This week I received some questions on the topic of HA Admission Control. There was a customer that had a cluster configured with the dedicated failover host admission control policy and they had no clue why. This cluster had been around for a while and it was configured by a different admin, who had left the company. As they upgraded the environment they noticed that it was configured with an admission control policy they never used anywhere else, but why? Well, of course, the design was documented, but no one documented the design decision so that didn’t really help. So they came to me and asked what it exactly did and why you would use it.
Let’s start with that last question, why would you use it? Well normally you would not, you should not. Forget about it, well unless you have a specific use case and I will discuss that later. What does it do?
When you designate hosts as failover hosts, they will not participate in DRS and you will not be able to run VMs on these hosts! Not even in a two-host cluster when placing one of the two in maintenance. These hosts are literally reserved for failover situations. HA will attempt to use these hosts first to failover the VMs. If, for whatever reason, this is unsuccessful, it will attempt a failover on any of the other hosts in the cluster. For example, in a when two hosts would fail, including the hosts designated as failover hosts, HA will still try to restart the impacted VMs on the host that is left. Although this host was not a designated failover host, HA will use it to limit downtime.
As can be seen above, you select the correct admission control policy and then add the hosts. As mentioned earlier, the hosts added to this list will not be considered by DRS at all. This means that the resources go wasted unless there’s a failure. So why would you use it?

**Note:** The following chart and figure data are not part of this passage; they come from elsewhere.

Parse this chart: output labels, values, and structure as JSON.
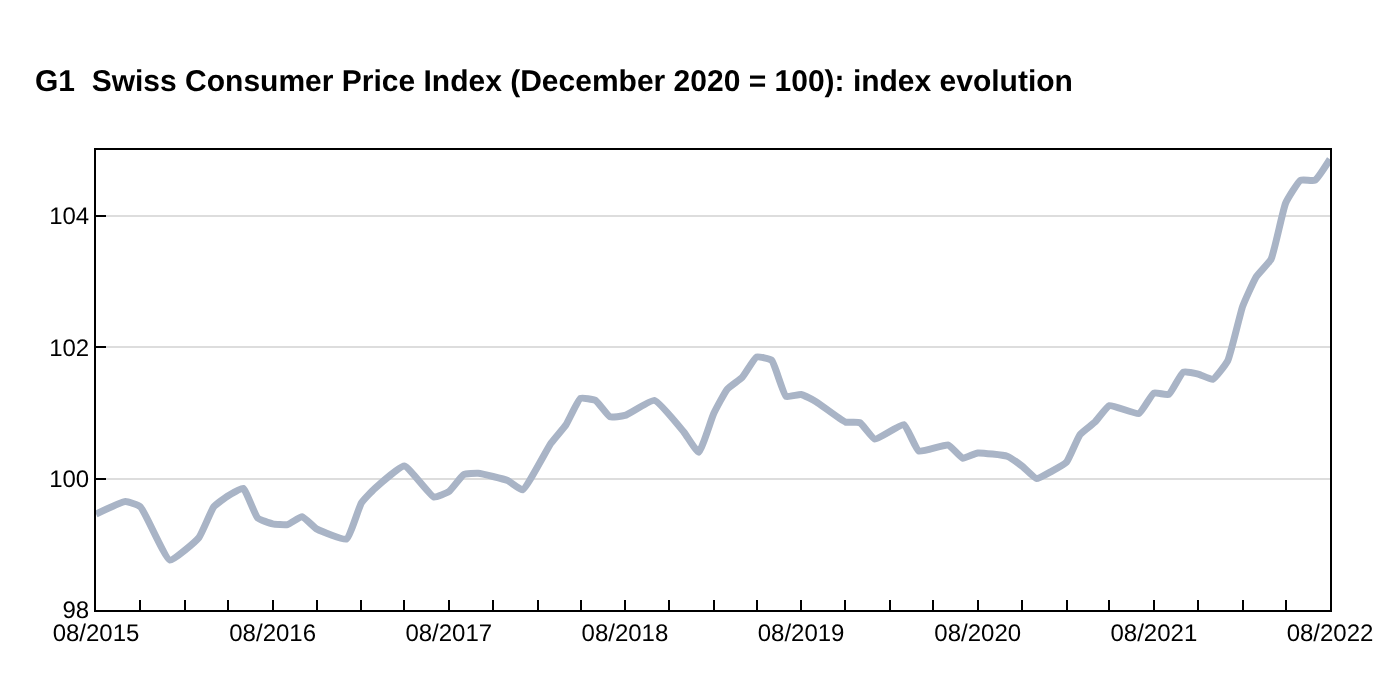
{
  "chart_data": {
    "type": "line",
    "title": "G1  Swiss Consumer Price Index (December 2020 = 100): index evolution",
    "x": [
      "2015-08",
      "2015-10",
      "2015-11",
      "2016-01",
      "2016-03",
      "2016-04",
      "2016-05",
      "2016-06",
      "2016-07",
      "2016-08",
      "2016-09",
      "2016-10",
      "2016-11",
      "2017-01",
      "2017-02",
      "2017-03",
      "2017-05",
      "2017-07",
      "2017-08",
      "2017-09",
      "2017-10",
      "2017-12",
      "2018-01",
      "2018-03",
      "2018-04",
      "2018-05",
      "2018-06",
      "2018-07",
      "2018-08",
      "2018-10",
      "2018-12",
      "2019-01",
      "2019-02",
      "2019-03",
      "2019-04",
      "2019-05",
      "2019-06",
      "2019-07",
      "2019-08",
      "2019-09",
      "2019-11",
      "2019-12",
      "2020-01",
      "2020-03",
      "2020-04",
      "2020-06",
      "2020-07",
      "2020-08",
      "2020-10",
      "2020-11",
      "2020-12",
      "2021-01",
      "2021-02",
      "2021-03",
      "2021-04",
      "2021-05",
      "2021-07",
      "2021-08",
      "2021-09",
      "2021-10",
      "2021-11",
      "2021-12",
      "2022-01",
      "2022-02",
      "2022-03",
      "2022-04",
      "2022-05",
      "2022-06",
      "2022-07",
      "2022-08"
    ],
    "series": [
      {
        "color": "#a9b4c6",
        "values": [
          99.46,
          99.65,
          99.57,
          98.76,
          99.1,
          99.57,
          99.74,
          99.85,
          99.4,
          99.31,
          99.3,
          99.42,
          99.23,
          99.08,
          99.63,
          99.85,
          100.19,
          99.72,
          99.8,
          100.06,
          100.08,
          99.97,
          99.83,
          100.54,
          100.82,
          101.22,
          101.19,
          100.94,
          100.96,
          101.19,
          100.71,
          100.4,
          100.99,
          101.36,
          101.54,
          101.85,
          101.8,
          101.25,
          101.28,
          101.17,
          100.86,
          100.85,
          100.6,
          100.82,
          100.42,
          100.51,
          100.31,
          100.39,
          100.34,
          100.19,
          100.0,
          100.11,
          100.25,
          100.67,
          100.86,
          101.11,
          100.99,
          101.3,
          101.28,
          101.62,
          101.59,
          101.51,
          101.79,
          102.62,
          103.07,
          103.34,
          104.19,
          104.54,
          104.54,
          104.86
        ]
      }
    ],
    "xlim": [
      "2015-08",
      "2022-08"
    ],
    "xticks": [
      {
        "value": "2015-08",
        "label": "08/2015"
      },
      {
        "value": "2015-11",
        "label": null
      },
      {
        "value": "2016-02",
        "label": null
      },
      {
        "value": "2016-05",
        "label": null
      },
      {
        "value": "2016-08",
        "label": "08/2016"
      },
      {
        "value": "2016-11",
        "label": null
      },
      {
        "value": "2017-02",
        "label": null
      },
      {
        "value": "2017-05",
        "label": null
      },
      {
        "value": "2017-08",
        "label": "08/2017"
      },
      {
        "value": "2017-11",
        "label": null
      },
      {
        "value": "2018-02",
        "label": null
      },
      {
        "value": "2018-05",
        "label": null
      },
      {
        "value": "2018-08",
        "label": "08/2018"
      },
      {
        "value": "2018-11",
        "label": null
      },
      {
        "value": "2019-02",
        "label": null
      },
      {
        "value": "2019-05",
        "label": null
      },
      {
        "value": "2019-08",
        "label": "08/2019"
      },
      {
        "value": "2019-11",
        "label": null
      },
      {
        "value": "2020-02",
        "label": null
      },
      {
        "value": "2020-05",
        "label": null
      },
      {
        "value": "2020-08",
        "label": "08/2020"
      },
      {
        "value": "2020-11",
        "label": null
      },
      {
        "value": "2021-02",
        "label": null
      },
      {
        "value": "2021-05",
        "label": null
      },
      {
        "value": "2021-08",
        "label": "08/2021"
      },
      {
        "value": "2021-11",
        "label": null
      },
      {
        "value": "2022-02",
        "label": null
      },
      {
        "value": "2022-05",
        "label": null
      },
      {
        "value": "2022-08",
        "label": "08/2022"
      }
    ],
    "ylim": [
      98,
      105
    ],
    "yticks": [
      98,
      100,
      102,
      104
    ],
    "grid": "y",
    "line_style": "solid"
  }
}
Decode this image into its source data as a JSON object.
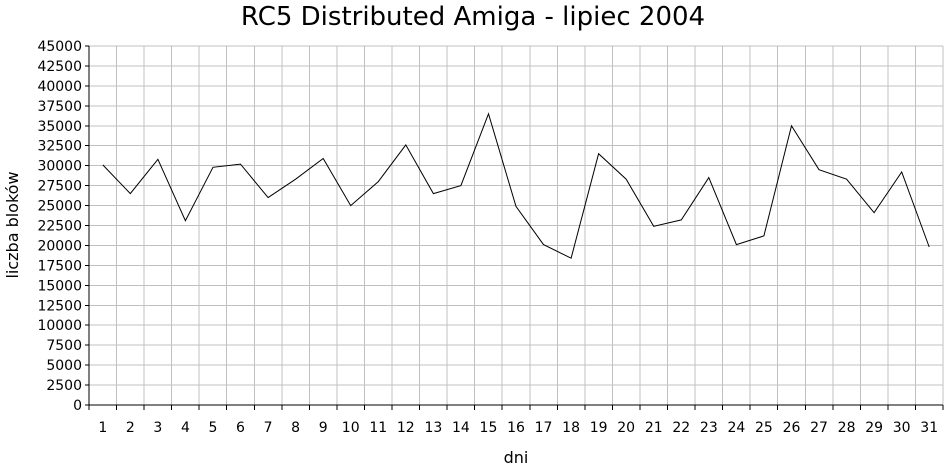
{
  "chart_data": {
    "type": "line",
    "title": "RC5 Distributed Amiga - lipiec 2004",
    "xlabel": "dni",
    "ylabel": "liczba bloków",
    "ylim": [
      0,
      45000
    ],
    "ytick_step": 2500,
    "grid": true,
    "legend": "none",
    "line_color": "#000000",
    "grid_color": "#c0c0c0",
    "x": [
      1,
      2,
      3,
      4,
      5,
      6,
      7,
      8,
      9,
      10,
      11,
      12,
      13,
      14,
      15,
      16,
      17,
      18,
      19,
      20,
      21,
      22,
      23,
      24,
      25,
      26,
      27,
      28,
      29,
      30,
      31
    ],
    "y": [
      30100,
      26500,
      30800,
      23100,
      29800,
      30200,
      26000,
      28300,
      30900,
      25000,
      28000,
      32600,
      26500,
      27500,
      36500,
      24900,
      20100,
      18400,
      31500,
      28300,
      22400,
      23200,
      28500,
      20100,
      21200,
      35000,
      29500,
      28300,
      24100,
      29200,
      19800
    ]
  }
}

- If you need to know where a VM runs all the time, this admission control policy dictates where the restart happens.
- There is no resource fragmentation, as a full host (or multiple) worth of resources will be available to restart VMs on, instead of 1 host worth of resources across multiple hosts.
In some cases, the above may be very useful, for instance knowing where a VM is all the time could be required for regulatory compliance, or could be needed for licensing reasons when you run Oracle for instance.
Pawel Piotrowski says
And what in case you are not suing reservations for VMs at all – is it good to user admission control based on % ?
Duncan Epping says
I would almost always use the Percentage Based option, and if you have 6.5 or higher I would combine it with the “performance degradation tolerated” feature as well, as this ensures you have similar performance after a failure has occured.
Mateusz Kryszkiewicz says
But for Percentage Based option to work you need to use reservations on VMs, which also lowers ROI. I saw a lot of people using Percentage Based admission control without setting up reservations on VMs, thinking they are safe.
Pawel P says
That was the point I was alluding too, using % admission control without reservations on VMs doesn’t provide protection IMHO.. Performance degradation tolerated is just a warning which will not stop an Admin to power on more VMs. On the other hand it’s been said that reservations should be avoided whenever possible if not explicitly required – e.g. when there are enough resources..
Moreover some soruces say that we should avoid using reservation if not necessary, on the other hand admission control based on % or slots relies on reservations which might not provide expected results in case of failover. So should we use % in that case?
Hello Duncan, You said everything! No fragmentation. Nice post! Dictate failover hosts is the most robust admision control ever, but it requires solid requirements to justify because the decrease of ROI is huge! For sure it can be called old school active-passive, and it must continue available in further releases.
Duncan Epping says
That is good feedback. Do you use the policy itself anywhere? And what if we provide a new option where we can guarantee VMs can be powered on and get similar performance after a failure?
Never had a production use case for dictate hosts policy Duncan! Have a new admission control policy that be able to forecast cluster resources to guarante a similar performance will be revolutionary! If this function can runs on ESXi and can be independent of vCenter, this will rocks! Maybe the master node can handle this work 😉
Suresh Siwach says
Good to see you back from vacation. It’s a nice post.
Just want to add: If we use dedicated failover hosts admission control and designate multiple failover hosts, DRS does not attempt to enforce VM-VM affinity rules for virtual machines that are running on failover hosts.
We had a customer where their maintenance support contracts lapsed for a number of hosts. While getting that straightened out, we designated those hosts as HA failover hosts so they were available in case of emergency, but were running workloads during normal operations.
Kris Dakin says
I’ve used it for a production SQL cluster – a VMware cluster where you are licensing Microsoft SQL server at the host core level. If you have a dedicated standby host that has no active VMs on it, you do not have to license its cores for SQL server, but it can provide you the vSphere HA recoverability needed to satisfy N+1. I checked with our VAR and their assessment was this was ok from a Microsoft licensing standpoint.